Researchers Suggest Cause for Neural Tube Defects in Babies of Mothers with Diabetes

BOSTON — March 14, 2002 — Diabetic mothers could have a surprising culprit to blame for their higher risk of having babies with neural tube defects. Scientists at Joslin Diabetes Center working with mice report in the March 15 issue of Genes and Development that a protein normally involved in programmed cell death may, as a consequence of high blood sugar levels, mistakenly tell the cells of the early developing neural tube to die.

It is not clear whether the protein, p53, plays a similar role in human neural tube defects, which include spina bifida (where the spinal cord is not completely enclosed) and exencephaly (where the brain is exposed and the skull is not fully formed). But the report provides a possible explanation for a class of defects that appears to be on the rise. Even with good control of diabetes, the risk for neural tube and other birth defects is two to five times higher than normal if a mother has diabetes. That risk could increase as diabetes and obesity, both of which can cause high blood sugar, makes inroads into younger populations.
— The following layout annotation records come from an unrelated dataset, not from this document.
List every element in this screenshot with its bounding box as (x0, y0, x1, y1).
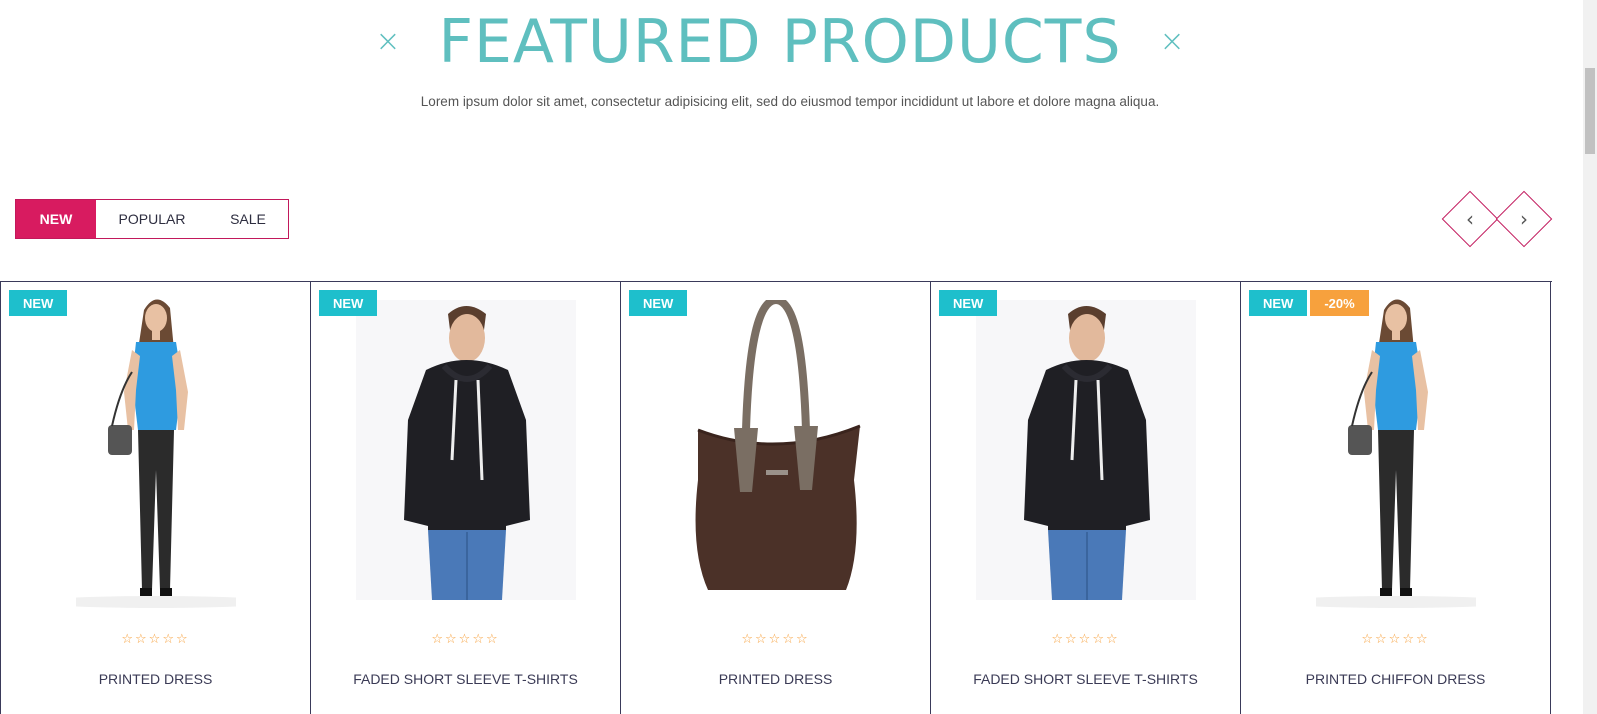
product-name-link[interactable]: PRINTED CHIFFON DRESS (1241, 671, 1550, 687)
rating-stars: ☆☆☆☆☆ (121, 632, 190, 647)
new-badge: NEW (319, 290, 378, 316)
rating-stars: ☆☆☆☆☆ (741, 632, 810, 647)
product-name-link[interactable]: PRINTED DRESS (621, 671, 930, 687)
chevron-right-icon: › (1520, 207, 1528, 231)
vertical-scrollbar[interactable] (1583, 0, 1597, 714)
scrollbar-thumb[interactable] (1585, 68, 1595, 154)
product-name-link[interactable]: FADED SHORT SLEEVE T-SHIRTS (311, 671, 620, 687)
new-badge: NEW (1249, 290, 1308, 316)
section-title: FEATURED PRODUCTS (438, 7, 1122, 77)
woman-blue-top-image (75, 299, 236, 608)
product-card[interactable]: NEW ☆☆☆☆☆ PRINTED DRESS (1, 282, 311, 714)
woman-blue-top-image (1315, 299, 1476, 608)
man-black-hoodie-image (975, 300, 1196, 600)
badge-group: NEW (9, 290, 68, 316)
carousel-prev-button[interactable]: ‹ (1441, 190, 1499, 248)
tab-sale[interactable]: SALE (208, 200, 288, 238)
new-badge: NEW (9, 290, 68, 316)
brown-handbag-image (695, 300, 861, 590)
product-image[interactable] (621, 290, 930, 610)
tab-new[interactable]: NEW (16, 200, 96, 238)
badge-group: NEW (629, 290, 688, 316)
section-heading: × FEATURED PRODUCTS × (0, 8, 1560, 76)
new-badge: NEW (629, 290, 688, 316)
product-card[interactable]: NEW ☆☆☆☆☆ PRINTED DRESS (621, 282, 931, 714)
badge-group: NEW (939, 290, 998, 316)
product-grid: NEW ☆☆☆☆☆ PRINTED DRESS NEW ☆☆☆☆☆ FADED … (0, 281, 1552, 714)
carousel-next-button[interactable]: › (1495, 190, 1553, 248)
product-image[interactable] (1241, 290, 1550, 610)
discount-badge: -20% (1310, 290, 1369, 316)
product-card[interactable]: NEW ☆☆☆☆☆ FADED SHORT SLEEVE T-SHIRTS (931, 282, 1241, 714)
product-image[interactable] (311, 290, 620, 610)
badge-group: NEW (319, 290, 378, 316)
product-name-link[interactable]: FADED SHORT SLEEVE T-SHIRTS (931, 671, 1240, 687)
decor-cross-left-icon: × (375, 24, 401, 59)
rating-stars: ☆☆☆☆☆ (1361, 632, 1430, 647)
product-card[interactable]: NEW -20% ☆☆☆☆☆ PRINTED CHIFFON DRESS (1241, 282, 1551, 714)
product-card[interactable]: NEW ☆☆☆☆☆ FADED SHORT SLEEVE T-SHIRTS (311, 282, 621, 714)
chevron-left-icon: ‹ (1466, 207, 1474, 231)
man-black-hoodie-image (355, 300, 576, 600)
featured-products-page: × FEATURED PRODUCTS × Lorem ipsum dolor … (0, 0, 1597, 714)
badge-group: NEW -20% (1249, 290, 1369, 316)
section-subtitle: Lorem ipsum dolor sit amet, consectetur … (420, 94, 1160, 109)
decor-cross-right-icon: × (1159, 24, 1185, 59)
rating-stars: ☆☆☆☆☆ (1051, 632, 1120, 647)
product-image[interactable] (1, 290, 310, 610)
tab-popular[interactable]: POPULAR (96, 200, 208, 238)
product-filter-tabs: NEW POPULAR SALE (15, 199, 289, 239)
new-badge: NEW (939, 290, 998, 316)
product-name-link[interactable]: PRINTED DRESS (1, 671, 310, 687)
rating-stars: ☆☆☆☆☆ (431, 632, 500, 647)
product-image[interactable] (931, 290, 1240, 610)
"I think there is a very large population of women at risk for having a baby with a neural tube defect who are not being looked at aggressively because they have not been diagnosed as having diabetes, and yet, their blood glucose may be higher than normal" said Mary Loeken, Ph.D., who is a researcher at Joslin and assistant professor of medicine (physiology) at Harvard Medical School. Such women might be advised to lower their blood sugar levels in an attempt to avoid triggering the set of events that can result in the activating of p53.

"The best we can do right now is to try to prevent the elevated glucose levels that happen during diabetes," said Loeken. "A woman who is overweight and considering becoming pregnant should discuss with her doctor what her risk is for developing diabetes and whether she should be screened for diabetes."

What makes the discovery surprising is that p53 has attained celebrity status for its role in cancer but has rarely been implicated in birth defects. Many malignancies are due to a lack of functional p53 which, in turn, allows cancer cells to escape normal cell death and keep proliferating. "Few people have studied the role of p53 in embryonic development," said Loeken.

She first suspected p53 might be involved in neural tube defects while investigating the role of another protein, Pax-3. Mice lacking two functional Pax-3 genes are always born with neural tube defects. In addition, embryos of diabetic mouse mothers develop neural tube defects three times more often than do those of normal mice, and they have low levels of Pax-3 gene expression. While examining these embryos, she and her colleagues noticed that all of the cells at the site of the defect were dead.

She suspected that the lack of Pax-3 might somehow be providing an opportunity for p53 to exert its cell-death inducing effects. To test this hypothesis, Lydie Pani, research fellow, Melissa Horal, senior research assistant, and Loeken created mice lacking both the p53 and Pax-3 proteins. The mutant embryos appeared perfectly healthy. "The embryos had absolutely no neural tube defects when otherwise they all would have had neural tube defects," Loeken said. The findings suggest that Pax-3's normal role is to keep p53 in check.

To confirm p53's role, Loeken and colleagues gave mice lacking Pax-3 genes a drug that inhibits p53-dependent programmed cell death. The p53 inhibiting drug prevented about 50 percent of the defects. Additional experiments suggest that Pax-3 may keep p53 in check by interfering with the stability of the p53 protein.

Although it is not clear what role Pax-3 plays in human neural tube defects, the PAX-3 gene is present in humans. "If it does the same thing as in mice, then human neural tube defects associated with diabetes may be due to the release of p53-dependent cell death," said Loeken. "What we would want to do therapeutically is prevent the inhibition of PAX-3 expression in embryos of diabetic mothers, to save their neural tubes from p53-dependent cell death."

The cells that become melanoma, an aggressive type of skin cancer, also embryonically express PAX-3. Other researchers have recently demonstrated that many human melanoma tumors express PAX-3. "Perhaps these cells have returned to an embryonic behavior and re-emerged PAX-3 expression inhibits p53 dependent cell death, enabling the tumors to grow unimpeded," says Loeken.